Petra Saviñón Ferreras
Las múltiples situaciones a las que está enfrentado un dominicano desde que nace hacen una casi proeza que llegue a la adultez con pocas experiencias desagradables que contar
De un lado, la violencia que acecha en sus múltiples vestidos: riñas, asaltos, accidentes de tránsito. De otro, enfermedades catastróficas, cada vez más en auge, incendios, intoxicaciones, alto costo de la vida
Esta suma de fatalidades aunada a los conflictos internos del alma humana por déficits emocionales que derivan en depresión y hasta en suicidios, teje un panorama sombrío alrededor de la gente, que mejor ni pensarlo
De todos estos males, el más preocupante es la delincuencia. Aunque no extingue la alegría manifiesta en el diario vivir, sí mella la efusividad, sí preocupa y hasta genera una especie de paranoia colectiva
¿Duda?
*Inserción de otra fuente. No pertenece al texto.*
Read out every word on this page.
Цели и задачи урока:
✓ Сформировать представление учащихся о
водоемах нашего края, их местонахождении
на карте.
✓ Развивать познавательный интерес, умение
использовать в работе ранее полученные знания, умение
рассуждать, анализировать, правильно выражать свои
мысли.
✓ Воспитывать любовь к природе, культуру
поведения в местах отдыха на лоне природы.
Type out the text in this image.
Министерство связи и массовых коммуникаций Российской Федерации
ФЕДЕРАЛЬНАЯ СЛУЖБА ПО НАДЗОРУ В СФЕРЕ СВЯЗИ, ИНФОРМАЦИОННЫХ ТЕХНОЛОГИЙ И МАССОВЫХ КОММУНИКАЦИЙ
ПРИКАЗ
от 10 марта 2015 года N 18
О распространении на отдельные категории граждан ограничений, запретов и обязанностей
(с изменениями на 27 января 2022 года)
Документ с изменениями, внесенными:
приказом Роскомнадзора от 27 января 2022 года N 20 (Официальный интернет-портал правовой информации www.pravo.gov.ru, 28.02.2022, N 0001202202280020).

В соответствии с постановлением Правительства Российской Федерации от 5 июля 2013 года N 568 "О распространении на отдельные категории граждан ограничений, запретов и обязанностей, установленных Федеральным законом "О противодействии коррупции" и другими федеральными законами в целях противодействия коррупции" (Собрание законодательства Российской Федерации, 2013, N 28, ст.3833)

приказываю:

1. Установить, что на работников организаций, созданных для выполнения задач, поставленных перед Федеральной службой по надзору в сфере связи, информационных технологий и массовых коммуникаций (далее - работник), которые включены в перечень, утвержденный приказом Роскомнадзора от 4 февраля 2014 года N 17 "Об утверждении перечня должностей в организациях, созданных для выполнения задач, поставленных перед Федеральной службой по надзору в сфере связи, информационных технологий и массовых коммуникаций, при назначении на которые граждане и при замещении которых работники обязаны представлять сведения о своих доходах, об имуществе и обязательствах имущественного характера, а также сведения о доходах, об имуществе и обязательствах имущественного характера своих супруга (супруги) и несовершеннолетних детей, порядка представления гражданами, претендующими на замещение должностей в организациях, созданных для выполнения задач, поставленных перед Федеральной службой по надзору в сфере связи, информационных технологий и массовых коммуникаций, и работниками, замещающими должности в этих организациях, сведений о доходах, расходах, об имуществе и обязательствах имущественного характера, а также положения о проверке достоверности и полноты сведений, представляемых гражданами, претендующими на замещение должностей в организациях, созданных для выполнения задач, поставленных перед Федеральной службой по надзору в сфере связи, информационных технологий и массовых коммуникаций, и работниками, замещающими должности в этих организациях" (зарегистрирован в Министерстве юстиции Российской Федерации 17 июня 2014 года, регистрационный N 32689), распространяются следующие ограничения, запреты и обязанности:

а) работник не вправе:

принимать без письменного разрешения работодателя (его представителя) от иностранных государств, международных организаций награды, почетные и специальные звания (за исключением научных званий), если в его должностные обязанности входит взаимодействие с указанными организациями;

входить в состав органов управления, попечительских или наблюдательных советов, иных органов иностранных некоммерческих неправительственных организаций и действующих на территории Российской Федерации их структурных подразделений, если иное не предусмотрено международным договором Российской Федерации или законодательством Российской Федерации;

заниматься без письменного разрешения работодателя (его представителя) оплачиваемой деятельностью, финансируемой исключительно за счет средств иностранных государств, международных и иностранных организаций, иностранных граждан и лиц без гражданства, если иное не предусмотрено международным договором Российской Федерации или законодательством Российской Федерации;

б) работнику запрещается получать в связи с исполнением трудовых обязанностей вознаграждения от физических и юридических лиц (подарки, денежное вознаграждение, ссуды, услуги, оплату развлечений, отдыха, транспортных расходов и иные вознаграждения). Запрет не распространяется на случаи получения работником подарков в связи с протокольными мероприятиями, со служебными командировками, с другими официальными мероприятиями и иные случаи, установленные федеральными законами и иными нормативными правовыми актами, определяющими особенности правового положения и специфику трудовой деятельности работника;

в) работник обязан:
Párese en una acera a plena luz del día al lado de un desconocido, verá como le mira de reojo y con discreción o sin ella pondrá distancia de por medio
El dominicano, innata alma solidaria, ya no cree en las desgracias ajenas y al contrario, las ve como argucias para dañarlo, para arrebatarle bienes o incluso la vida
Así va marcado por disímiles situaciones propias y ajenas. Por ejemplo, cuando un accidente de la índole que sea afecta a un conocido o a un extraño, refuerza su seguridad y la de su hogar
En esos casos corre a poner las barbas en remojo. Lo mismo cuando una enfermedad ronda cerca y poco a poco estas desventuras roban alegría
Y es así como podría el fatalismo hacernos pensar que cada generación sería menos alegre que la otra. ¡Zafa!